Since the dawn of digital photography, practitioners of the art have been barred from a creative freedom enjoyed by their image-making predecessors. Oil and watercolor painters, printmakers, and, yes, chemically-based photographers could make an image any shape they wanted to. Not so in the digital world. When cropping a raster image, a digital photographer must either leave an entire pixel in, or take it out. The result is that the aspect ratio of the cropped photograph is limited to the ratios of the integer dimensions of a rectangular subset of the pixels in an image.
An example with a small image will make this clear. Let’s say that the original image is 3×4 pixels. The possible aspect ratios that can be cropped from this image are 3:4 (the entire image), 1:1 (3×3, 2×2, and 1×1 pixel crops), 1:4, 1:3, 1:2, 3:1, 2:1, 3:2, 2:3, and so on. 4:5, a common photographic aspect ratio, is simply not available. As the size of the original image, measured in pixels, increases, the choices grow, but it’s never been enough for the truly creative photographer.
As often happens this time of year, the inspired geniuses at Lirpa Labs, the wholly-owned research subsidiary of the Sloof Lirpa Corporation, have invented a solution to a problem that many of us didn’t even know we had. Some of Sloop Lirpa’s previous breakthroughs include the DED-backlit LCD and the 4×5 cellphone.
This year, the Lirpa researchers took a look at what they could do to increase the limited selection of aspect ratios available to photographers. They explored the obvious, such as increasing the resolution of images to gain a wider variety of ratios. That wasn’t good enough for the Lirpalites. True, the number of aspect ratios available through that stratagem is infinite.
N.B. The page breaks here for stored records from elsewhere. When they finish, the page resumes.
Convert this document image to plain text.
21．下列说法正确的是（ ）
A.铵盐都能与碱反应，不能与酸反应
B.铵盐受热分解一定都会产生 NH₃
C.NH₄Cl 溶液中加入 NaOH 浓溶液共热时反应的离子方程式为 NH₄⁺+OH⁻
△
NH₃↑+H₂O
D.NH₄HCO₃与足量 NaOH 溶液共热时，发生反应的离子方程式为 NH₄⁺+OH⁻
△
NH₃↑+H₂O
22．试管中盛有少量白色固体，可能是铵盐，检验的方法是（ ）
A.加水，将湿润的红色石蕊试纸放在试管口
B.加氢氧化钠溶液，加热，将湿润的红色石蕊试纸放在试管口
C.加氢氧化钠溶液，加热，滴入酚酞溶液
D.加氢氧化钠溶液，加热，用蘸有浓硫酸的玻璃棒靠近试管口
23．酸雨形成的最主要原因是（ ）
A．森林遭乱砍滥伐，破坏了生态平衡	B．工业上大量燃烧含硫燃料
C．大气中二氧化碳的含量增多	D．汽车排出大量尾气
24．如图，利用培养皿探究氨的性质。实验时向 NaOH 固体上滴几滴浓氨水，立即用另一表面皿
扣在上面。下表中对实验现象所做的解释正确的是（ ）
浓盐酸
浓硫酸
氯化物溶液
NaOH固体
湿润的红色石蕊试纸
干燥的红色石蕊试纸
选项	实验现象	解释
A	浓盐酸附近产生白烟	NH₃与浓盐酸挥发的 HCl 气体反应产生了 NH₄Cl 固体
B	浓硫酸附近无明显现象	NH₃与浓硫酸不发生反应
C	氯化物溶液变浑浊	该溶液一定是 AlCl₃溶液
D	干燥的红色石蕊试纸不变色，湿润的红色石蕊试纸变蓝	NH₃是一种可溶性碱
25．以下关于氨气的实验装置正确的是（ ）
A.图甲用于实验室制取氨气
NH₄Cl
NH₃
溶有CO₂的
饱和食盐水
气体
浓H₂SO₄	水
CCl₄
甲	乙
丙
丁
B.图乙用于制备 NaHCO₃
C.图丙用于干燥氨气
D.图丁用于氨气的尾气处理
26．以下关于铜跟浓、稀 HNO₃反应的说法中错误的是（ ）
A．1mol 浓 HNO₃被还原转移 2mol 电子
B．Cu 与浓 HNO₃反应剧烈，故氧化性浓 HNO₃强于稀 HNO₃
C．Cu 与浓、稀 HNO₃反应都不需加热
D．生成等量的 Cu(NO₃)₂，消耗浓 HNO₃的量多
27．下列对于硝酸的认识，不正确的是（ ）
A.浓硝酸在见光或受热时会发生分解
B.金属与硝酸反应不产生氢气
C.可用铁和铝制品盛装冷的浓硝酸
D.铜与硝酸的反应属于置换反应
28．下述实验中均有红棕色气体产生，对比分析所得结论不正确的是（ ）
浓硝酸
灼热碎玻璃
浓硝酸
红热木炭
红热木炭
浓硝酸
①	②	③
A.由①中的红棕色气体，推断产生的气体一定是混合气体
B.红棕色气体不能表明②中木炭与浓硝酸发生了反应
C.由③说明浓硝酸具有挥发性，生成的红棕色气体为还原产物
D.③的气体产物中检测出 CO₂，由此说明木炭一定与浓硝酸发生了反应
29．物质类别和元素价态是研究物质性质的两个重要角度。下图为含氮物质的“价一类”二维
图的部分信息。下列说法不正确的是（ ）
But mathematicians have hierarchies of infinities, and the set of rational numbers, which the set of aspect ratios you can get by scaling and cropping, is the lowliest of infinities, the countable kind.
There is a much larger infinity out there, the set of all real numbers. How could the Lirpa scientists make that entire set available to photographers, both as aspect ratios and as both horizontal and vertical dimensions? Pixels are integrally addressed by definition, so the number of pixels in each direction are integers, and the ratio of those integers must be a rational number.
The breakthrough came when the researchers explored the ramifications of the fact that pixels don’t have to be square. Their unsquareness is not itself the breakthrough; such pixels are used often in moving images. But the aspect ratio of the pixel has always been rational. The new Lirpa pixels can have any real number for their aspect ratio, and thus, images composed of these pixels can themselves have any real number for their aspect ratio.
And here’s the great thing about the invention; the new type of pixels can be entirely implemented through the addition of a few new metadata fields. Rather than indicating the pixel aspect ratio with a number, which, in order to be representable in binary form must perforce be rational, the new fields allow the specification of an algorithm for calculating the aspect ratio in a programming language created for the purpose in a manner similar to the PostScript language. In order to make the specification of some useful aspect ratios simpler, commonly used ones such as e, pi, and the square root of two are predefined and may be invoked by reference.
Well, there you have it. A host of new possibilities are now available to you. The engineers on the parent company, Sloof Lirpa, who are responsible for making practical the Lirpa Labs discoveries, are hard at work on creating displays and printers whose pixel dimensions are irrational. And the researchers, always staying at the forefront of human knowledge — and sometimes considerably beyond — have set their sights on complex aspect ratios.